Te despertaste en mitad de la noche. Afuera hacía frío, un viento de escarcha estremecía las ramas de las encinas y la luna terminaba de extinguir su luz última tras el velo del cuarto menguante. Todo era silencio. Nada parecía atreverse a abandonar la templanza de su cobijo, ni el zorro, ni el jabalí, ni las torcaces, tampoco la garduña merodeaba por el curvo perfil de las mimbreras del arroyo. Hielo y oscuridad. Noche y ausencia. Los perros comenzaron entonces a aullar, inquietos, temerosos quizá de lo que su instinto les mostraba. Los perros saben predecir el aguacero tras las tolvaneras de tierra seca. Saben augurar el seísmo tras el hondo, primerizo latido telúrico. Saben de emociones, de fidelidad y añoran la mano que los alimentó desde cachorros. Ladran, giran sobre sí mismos y reposan la quijada sobre la grama antes de emprender esa persistente rutina de carreras circulares, una liturgia quizá incompresible, terca, sobrecogedora.

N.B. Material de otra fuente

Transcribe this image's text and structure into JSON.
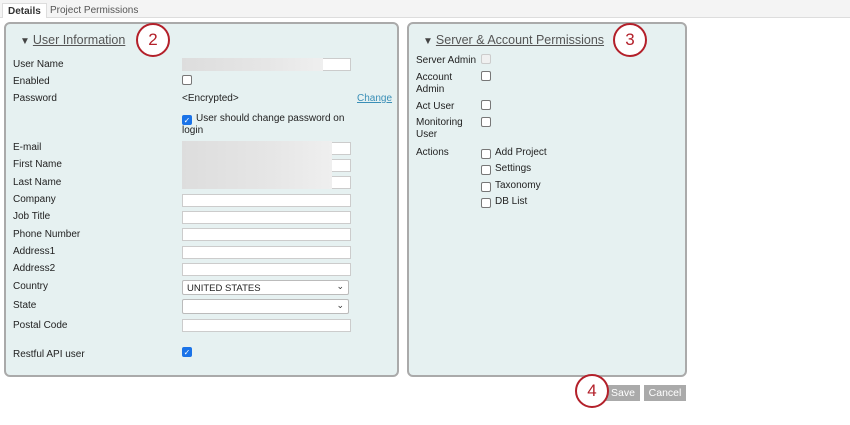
{
  "tabs": [
    {
      "label": "Details",
      "active": true
    },
    {
      "label": "Project Permissions",
      "active": false
    }
  ],
  "user_info": {
    "title": "User Information",
    "badge": "2",
    "fields": {
      "user_name": "User Name",
      "enabled": "Enabled",
      "password": "Password",
      "password_value": "<Encrypted>",
      "change_link": "Change",
      "change_password_label": "User should change password on login",
      "change_password_checked": true,
      "email": "E-mail",
      "first_name": "First Name",
      "last_name": "Last Name",
      "company": "Company",
      "job_title": "Job Title",
      "phone": "Phone Number",
      "address1": "Address1",
      "address2": "Address2",
      "country": "Country",
      "country_value": "UNITED STATES",
      "state": "State",
      "state_value": "",
      "postal": "Postal Code",
      "restful": "Restful API user",
      "restful_checked": true,
      "enabled_checked": false
    }
  },
  "permissions": {
    "title": "Server & Account Permissions",
    "badge": "3",
    "server_admin": "Server Admin",
    "account_admin": "Account Admin",
    "act_user": "Act User",
    "monitoring_user": "Monitoring User",
    "actions_label": "Actions",
    "actions": [
      "Add Project",
      "Settings",
      "Taxonomy",
      "DB List"
    ]
  },
  "footer": {
    "badge": "4",
    "save": "Save",
    "cancel": "Cancel"
  },
  "colors": {
    "panel_bg": "#e6f1f1",
    "badge": "#b3202a",
    "link": "#3a8fb7",
    "checkbox_on": "#1a73e8"
  }
}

Te despertaste en mitad de la noche. Los perros aullaban con ese tono lastimero que acompaña a las desgracias. Fue entonces cuando tu conciencia, entrenada en transcribir los códigos de la naturaleza, pudo comprender lo sucedido. Comprendiste el dolor ─tu dolor─ encaramado a la cerviz de aquellos animales, comprendiste que no había prisión para tanto amor, que no existía alambrada para la bondad, que ningún encerradero enjaularía jamás su alma. Y cuando al fin contemplaste su vuelo diáfano, dulce, blanquísimo, los perros dejaron de ladrar, y de dar vueltas sobre sí mismos, y de augurar presagios en la inmensidad de aquella noche. Cuando contemplaste su vuelo limpio, firme, cercano, descansaste, solo entonces descansaste, la mirada transparente, las manos relajadas, la respiración sosegada, con ese convencimiento de que es posible el cauterio. De que el tiempo que se rompe siempre se puede suturar.

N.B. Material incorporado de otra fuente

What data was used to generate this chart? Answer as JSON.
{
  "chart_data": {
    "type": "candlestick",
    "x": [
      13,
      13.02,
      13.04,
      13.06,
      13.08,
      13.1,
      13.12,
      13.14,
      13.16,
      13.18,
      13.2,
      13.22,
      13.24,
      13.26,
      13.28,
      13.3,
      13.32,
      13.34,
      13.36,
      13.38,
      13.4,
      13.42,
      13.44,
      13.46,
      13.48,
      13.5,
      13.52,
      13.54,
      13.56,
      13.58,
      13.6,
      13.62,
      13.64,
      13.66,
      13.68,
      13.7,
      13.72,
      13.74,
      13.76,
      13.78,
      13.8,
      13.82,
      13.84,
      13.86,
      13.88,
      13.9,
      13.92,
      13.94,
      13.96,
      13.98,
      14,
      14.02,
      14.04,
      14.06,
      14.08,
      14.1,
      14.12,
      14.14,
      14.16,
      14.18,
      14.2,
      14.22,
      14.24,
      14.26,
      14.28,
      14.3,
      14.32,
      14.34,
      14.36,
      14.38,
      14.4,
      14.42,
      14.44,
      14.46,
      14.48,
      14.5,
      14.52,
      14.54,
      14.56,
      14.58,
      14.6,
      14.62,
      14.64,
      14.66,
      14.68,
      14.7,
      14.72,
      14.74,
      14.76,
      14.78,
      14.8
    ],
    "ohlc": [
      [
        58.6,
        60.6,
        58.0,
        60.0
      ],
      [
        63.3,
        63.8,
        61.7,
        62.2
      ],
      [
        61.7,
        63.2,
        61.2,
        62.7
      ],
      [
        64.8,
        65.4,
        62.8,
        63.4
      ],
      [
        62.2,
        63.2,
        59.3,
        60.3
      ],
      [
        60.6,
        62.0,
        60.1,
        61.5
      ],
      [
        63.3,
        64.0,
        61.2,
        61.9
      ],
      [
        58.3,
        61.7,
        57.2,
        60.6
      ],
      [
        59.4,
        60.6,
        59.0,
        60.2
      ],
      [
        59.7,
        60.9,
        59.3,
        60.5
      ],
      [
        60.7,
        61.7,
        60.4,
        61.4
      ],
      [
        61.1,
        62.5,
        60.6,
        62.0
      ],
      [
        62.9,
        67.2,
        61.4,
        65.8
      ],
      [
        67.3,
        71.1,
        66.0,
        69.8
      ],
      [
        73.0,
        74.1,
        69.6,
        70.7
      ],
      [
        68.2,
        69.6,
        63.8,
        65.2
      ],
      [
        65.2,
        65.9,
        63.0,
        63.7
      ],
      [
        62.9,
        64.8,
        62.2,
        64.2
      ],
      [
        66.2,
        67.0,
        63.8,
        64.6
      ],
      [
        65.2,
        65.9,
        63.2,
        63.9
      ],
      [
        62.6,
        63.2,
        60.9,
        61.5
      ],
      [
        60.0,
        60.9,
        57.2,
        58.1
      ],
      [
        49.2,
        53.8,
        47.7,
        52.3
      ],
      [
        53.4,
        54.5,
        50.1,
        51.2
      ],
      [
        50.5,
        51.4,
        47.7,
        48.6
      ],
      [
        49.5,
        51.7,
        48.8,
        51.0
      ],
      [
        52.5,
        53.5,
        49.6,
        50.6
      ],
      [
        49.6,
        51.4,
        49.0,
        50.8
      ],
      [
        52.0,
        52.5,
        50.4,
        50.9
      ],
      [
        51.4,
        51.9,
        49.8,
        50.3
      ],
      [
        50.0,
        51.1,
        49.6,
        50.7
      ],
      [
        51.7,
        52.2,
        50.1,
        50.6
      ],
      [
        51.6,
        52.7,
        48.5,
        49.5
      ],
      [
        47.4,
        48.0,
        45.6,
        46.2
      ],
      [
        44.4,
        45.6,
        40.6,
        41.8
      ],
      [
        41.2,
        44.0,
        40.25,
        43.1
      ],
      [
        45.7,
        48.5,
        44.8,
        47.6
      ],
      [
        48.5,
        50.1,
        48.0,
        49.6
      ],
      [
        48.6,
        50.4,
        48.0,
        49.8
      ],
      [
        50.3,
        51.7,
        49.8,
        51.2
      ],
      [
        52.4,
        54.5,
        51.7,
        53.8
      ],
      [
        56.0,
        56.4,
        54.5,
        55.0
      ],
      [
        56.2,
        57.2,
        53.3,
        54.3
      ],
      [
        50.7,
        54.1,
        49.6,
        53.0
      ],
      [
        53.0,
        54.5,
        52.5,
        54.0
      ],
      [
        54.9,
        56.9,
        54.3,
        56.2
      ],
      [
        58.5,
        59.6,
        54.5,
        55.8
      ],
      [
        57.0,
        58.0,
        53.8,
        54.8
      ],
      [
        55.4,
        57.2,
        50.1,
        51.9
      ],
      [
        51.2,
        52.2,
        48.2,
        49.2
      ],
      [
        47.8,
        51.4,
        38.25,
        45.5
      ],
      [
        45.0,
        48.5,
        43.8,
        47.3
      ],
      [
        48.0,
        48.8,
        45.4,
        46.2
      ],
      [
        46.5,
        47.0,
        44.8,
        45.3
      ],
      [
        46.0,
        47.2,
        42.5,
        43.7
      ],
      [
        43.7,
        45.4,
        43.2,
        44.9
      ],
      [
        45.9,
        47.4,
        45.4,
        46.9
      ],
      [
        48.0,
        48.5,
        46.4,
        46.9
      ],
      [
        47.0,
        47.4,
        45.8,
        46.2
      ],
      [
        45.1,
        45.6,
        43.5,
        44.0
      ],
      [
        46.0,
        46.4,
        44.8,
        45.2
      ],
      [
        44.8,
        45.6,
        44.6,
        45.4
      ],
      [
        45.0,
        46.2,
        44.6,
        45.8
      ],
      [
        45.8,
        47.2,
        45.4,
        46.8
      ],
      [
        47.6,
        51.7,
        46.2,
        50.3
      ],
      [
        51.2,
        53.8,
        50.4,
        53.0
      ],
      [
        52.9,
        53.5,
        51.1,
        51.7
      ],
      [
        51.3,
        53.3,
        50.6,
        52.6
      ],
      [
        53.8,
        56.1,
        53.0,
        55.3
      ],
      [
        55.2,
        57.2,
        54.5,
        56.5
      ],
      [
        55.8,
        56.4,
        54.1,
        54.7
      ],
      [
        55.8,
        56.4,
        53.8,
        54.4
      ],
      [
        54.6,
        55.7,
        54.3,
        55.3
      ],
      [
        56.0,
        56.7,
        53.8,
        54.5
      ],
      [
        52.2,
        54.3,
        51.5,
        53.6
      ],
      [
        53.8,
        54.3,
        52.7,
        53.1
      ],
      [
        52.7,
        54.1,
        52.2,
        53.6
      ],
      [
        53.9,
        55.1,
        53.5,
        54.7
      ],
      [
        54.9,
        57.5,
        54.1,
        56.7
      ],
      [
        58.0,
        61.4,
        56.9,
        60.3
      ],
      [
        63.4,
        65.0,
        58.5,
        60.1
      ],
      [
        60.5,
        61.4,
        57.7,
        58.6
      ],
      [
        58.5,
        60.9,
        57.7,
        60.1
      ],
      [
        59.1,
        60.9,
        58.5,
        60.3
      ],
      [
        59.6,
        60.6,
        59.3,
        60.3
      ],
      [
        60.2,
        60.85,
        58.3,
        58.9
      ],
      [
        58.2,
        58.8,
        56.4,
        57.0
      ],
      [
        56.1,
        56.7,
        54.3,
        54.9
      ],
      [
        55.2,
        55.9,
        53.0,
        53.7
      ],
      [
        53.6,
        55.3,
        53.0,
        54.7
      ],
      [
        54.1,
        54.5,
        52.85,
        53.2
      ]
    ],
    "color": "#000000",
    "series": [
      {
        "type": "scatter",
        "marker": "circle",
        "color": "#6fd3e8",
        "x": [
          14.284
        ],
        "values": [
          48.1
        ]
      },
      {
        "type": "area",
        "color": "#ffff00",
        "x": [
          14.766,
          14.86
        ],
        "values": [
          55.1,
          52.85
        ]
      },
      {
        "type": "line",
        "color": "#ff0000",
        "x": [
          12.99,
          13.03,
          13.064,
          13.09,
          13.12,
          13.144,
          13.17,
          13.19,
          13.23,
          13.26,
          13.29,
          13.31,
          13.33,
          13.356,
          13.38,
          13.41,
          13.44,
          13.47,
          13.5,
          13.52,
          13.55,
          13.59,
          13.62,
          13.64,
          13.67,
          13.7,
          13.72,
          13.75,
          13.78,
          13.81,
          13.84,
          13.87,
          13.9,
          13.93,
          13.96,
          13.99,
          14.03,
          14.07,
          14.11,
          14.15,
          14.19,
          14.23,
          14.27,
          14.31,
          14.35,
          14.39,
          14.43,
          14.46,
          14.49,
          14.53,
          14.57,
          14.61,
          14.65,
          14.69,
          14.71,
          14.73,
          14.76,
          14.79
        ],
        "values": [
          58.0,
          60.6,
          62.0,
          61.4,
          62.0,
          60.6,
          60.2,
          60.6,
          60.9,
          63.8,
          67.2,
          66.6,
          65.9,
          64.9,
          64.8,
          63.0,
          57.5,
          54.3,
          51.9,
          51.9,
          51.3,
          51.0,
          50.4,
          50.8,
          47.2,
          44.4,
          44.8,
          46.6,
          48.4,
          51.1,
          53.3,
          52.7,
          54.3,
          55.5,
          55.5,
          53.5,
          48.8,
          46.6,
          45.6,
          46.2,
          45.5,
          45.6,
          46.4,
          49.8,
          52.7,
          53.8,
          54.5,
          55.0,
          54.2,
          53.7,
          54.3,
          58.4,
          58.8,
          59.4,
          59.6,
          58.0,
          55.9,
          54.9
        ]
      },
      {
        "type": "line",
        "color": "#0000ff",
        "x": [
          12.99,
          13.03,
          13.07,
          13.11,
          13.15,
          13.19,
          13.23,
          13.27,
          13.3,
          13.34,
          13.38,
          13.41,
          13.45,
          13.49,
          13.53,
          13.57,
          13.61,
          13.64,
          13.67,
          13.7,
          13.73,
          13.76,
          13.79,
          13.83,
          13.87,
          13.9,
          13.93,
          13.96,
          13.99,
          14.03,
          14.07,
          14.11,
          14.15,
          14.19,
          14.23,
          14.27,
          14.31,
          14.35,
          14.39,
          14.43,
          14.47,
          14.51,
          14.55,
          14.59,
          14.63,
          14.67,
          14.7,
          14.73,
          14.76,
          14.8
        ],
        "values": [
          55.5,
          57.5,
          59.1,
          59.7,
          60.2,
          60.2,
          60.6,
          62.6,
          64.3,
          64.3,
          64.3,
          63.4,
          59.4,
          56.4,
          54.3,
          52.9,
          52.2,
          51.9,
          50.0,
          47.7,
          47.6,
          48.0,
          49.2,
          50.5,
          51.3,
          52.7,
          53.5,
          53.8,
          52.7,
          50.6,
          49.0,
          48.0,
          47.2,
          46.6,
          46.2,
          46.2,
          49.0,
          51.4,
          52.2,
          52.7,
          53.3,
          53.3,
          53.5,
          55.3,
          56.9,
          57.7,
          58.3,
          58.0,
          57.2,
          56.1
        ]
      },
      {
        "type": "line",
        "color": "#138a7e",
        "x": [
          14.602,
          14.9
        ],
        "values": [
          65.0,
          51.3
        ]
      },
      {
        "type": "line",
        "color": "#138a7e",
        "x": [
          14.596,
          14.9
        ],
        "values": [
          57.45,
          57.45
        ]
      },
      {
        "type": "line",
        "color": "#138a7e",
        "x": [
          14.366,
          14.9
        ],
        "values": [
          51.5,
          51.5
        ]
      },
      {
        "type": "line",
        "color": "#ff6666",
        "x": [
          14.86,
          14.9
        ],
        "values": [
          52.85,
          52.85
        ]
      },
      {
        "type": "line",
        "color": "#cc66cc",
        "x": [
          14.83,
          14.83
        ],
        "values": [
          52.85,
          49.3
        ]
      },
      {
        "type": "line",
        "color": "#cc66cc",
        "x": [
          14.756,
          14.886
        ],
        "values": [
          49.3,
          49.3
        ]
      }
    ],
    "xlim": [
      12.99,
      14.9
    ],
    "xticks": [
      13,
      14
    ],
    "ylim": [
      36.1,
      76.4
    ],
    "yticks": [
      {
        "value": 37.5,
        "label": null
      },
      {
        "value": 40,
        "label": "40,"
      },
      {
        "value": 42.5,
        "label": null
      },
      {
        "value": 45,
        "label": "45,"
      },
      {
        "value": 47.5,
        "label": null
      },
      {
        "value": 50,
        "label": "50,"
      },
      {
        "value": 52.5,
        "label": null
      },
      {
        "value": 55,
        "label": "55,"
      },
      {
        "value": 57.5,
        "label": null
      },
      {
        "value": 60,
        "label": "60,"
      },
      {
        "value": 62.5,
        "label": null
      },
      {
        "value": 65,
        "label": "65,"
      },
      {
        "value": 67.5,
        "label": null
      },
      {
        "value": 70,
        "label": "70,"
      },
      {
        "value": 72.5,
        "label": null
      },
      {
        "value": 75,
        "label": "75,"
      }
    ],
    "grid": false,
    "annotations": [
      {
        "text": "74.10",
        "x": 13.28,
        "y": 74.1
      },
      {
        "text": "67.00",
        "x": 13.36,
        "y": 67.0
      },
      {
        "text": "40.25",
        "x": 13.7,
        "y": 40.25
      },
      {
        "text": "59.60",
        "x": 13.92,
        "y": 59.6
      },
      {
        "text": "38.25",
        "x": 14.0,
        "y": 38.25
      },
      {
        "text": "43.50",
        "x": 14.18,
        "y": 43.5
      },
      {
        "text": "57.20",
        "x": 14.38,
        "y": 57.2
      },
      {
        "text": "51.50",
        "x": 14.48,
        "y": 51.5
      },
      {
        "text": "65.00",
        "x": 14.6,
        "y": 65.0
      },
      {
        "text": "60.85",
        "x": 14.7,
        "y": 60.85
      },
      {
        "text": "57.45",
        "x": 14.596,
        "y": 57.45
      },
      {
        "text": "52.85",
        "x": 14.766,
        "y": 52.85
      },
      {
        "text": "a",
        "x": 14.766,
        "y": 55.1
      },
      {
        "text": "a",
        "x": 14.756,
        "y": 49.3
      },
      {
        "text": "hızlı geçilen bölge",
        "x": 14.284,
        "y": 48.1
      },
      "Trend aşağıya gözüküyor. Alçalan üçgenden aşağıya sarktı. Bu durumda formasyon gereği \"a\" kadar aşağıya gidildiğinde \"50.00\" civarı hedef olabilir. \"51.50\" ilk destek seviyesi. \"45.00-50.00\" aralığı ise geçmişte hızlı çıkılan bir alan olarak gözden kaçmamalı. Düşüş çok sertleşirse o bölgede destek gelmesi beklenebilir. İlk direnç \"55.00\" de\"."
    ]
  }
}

TIEMPO ROTO es el título de la muestra pictórica que el artista Pedro Castrortega expone desde el 3 de febrero en el Museo Municipal de Valdepeñas. Tras la lectura de la excelente reseña de Jesús Cámara, comisario de la exposición, conocemos que algunas de estas obras nacen del dolor experimentado por el artista tras la muerte de su padre, durante las primeras dentelladas de la pandemia. Este dolor inconmensurable es el que desencadena las primeras creaciones colgadas en la primera de las salas, el sentimiento de encontrarse inmerso en un mundo que no comprende y que le genera una cascada de emociones reflejada en sus lienzos. Dolor. Fuego en el alma. Incertidumbre. Y, por entre este derrame caótico de sentimientos ─perros de pelaje negrísimo y fidelidad inquebrantable, jaulas de alambre que no terminan de encerrar el alma, un hogar en llamas ante esa muerte injusta, inesperada─, la visión de una salida, la esperanza, el vuelo del espíritu hacia territorios de luz habitados por una bondad tal vez infinita.

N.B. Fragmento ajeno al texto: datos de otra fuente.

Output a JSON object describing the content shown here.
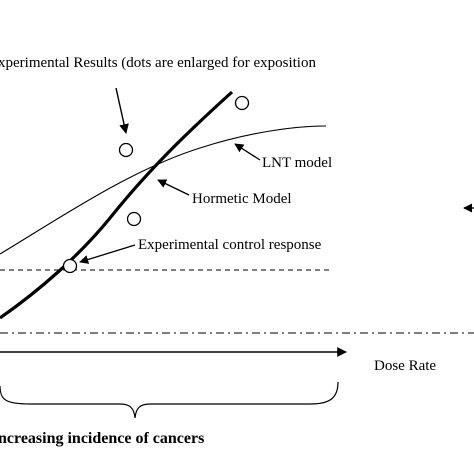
{
  "labels": {
    "experimental_results": "xperimental Results (dots are enlarged for exposition",
    "lnt_model": "LNT model",
    "hormetic_model": "Hormetic Model",
    "control_response": "Experimental control response",
    "dose_rate": "Dose Rate",
    "cancers": "ncreasing incidence of cancers"
  },
  "series": [
    {
      "name": "LNT model",
      "style": "thin solid"
    },
    {
      "name": "Hormetic Model",
      "style": "thick solid"
    }
  ],
  "reference_lines": [
    {
      "name": "Experimental control response",
      "style": "dashed"
    },
    {
      "name": "baseline",
      "style": "dash-dot"
    }
  ],
  "data_points": [
    {
      "label": "experimental result",
      "count": 4
    }
  ],
  "colors": {
    "ink": "#000000",
    "background": "#ffffff"
  }
}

Las palabras de Pedro Castrortega resultan imprescindibles para comprender su inagotable y fértil mundo interior:
“Busco mis ángeles, la magia. El sortilegio, la salida, para que el tiempo no se me escape.
Abro los ojos todos los días, sueño imposibles, y los pinto.”
Es una tarea estimulante y necesaria. Contemplar la magia, el prodigio de sus creaciones, la esencia de sus criaturas, la taxonomía de tantos seres mestizos, híbridos entre la imaginación, la experiencia y los sueños. Seres todos de mirada intensa, perfilada con usura, dotada de la conciencia de la vida. Una mirada de párpados muy abiertos, de ojos que, como guardianes oníricos, parecen vigilar nuestros pasos. Criaturas de mirada consciente y de ancestros a menudo imposibles que pueblan sus lienzos y que, por cierto, agradecerán la curiosidad que, sin duda, esmaltará con brillos de azogue las pupilas de los que visiten esta magnífica exposición.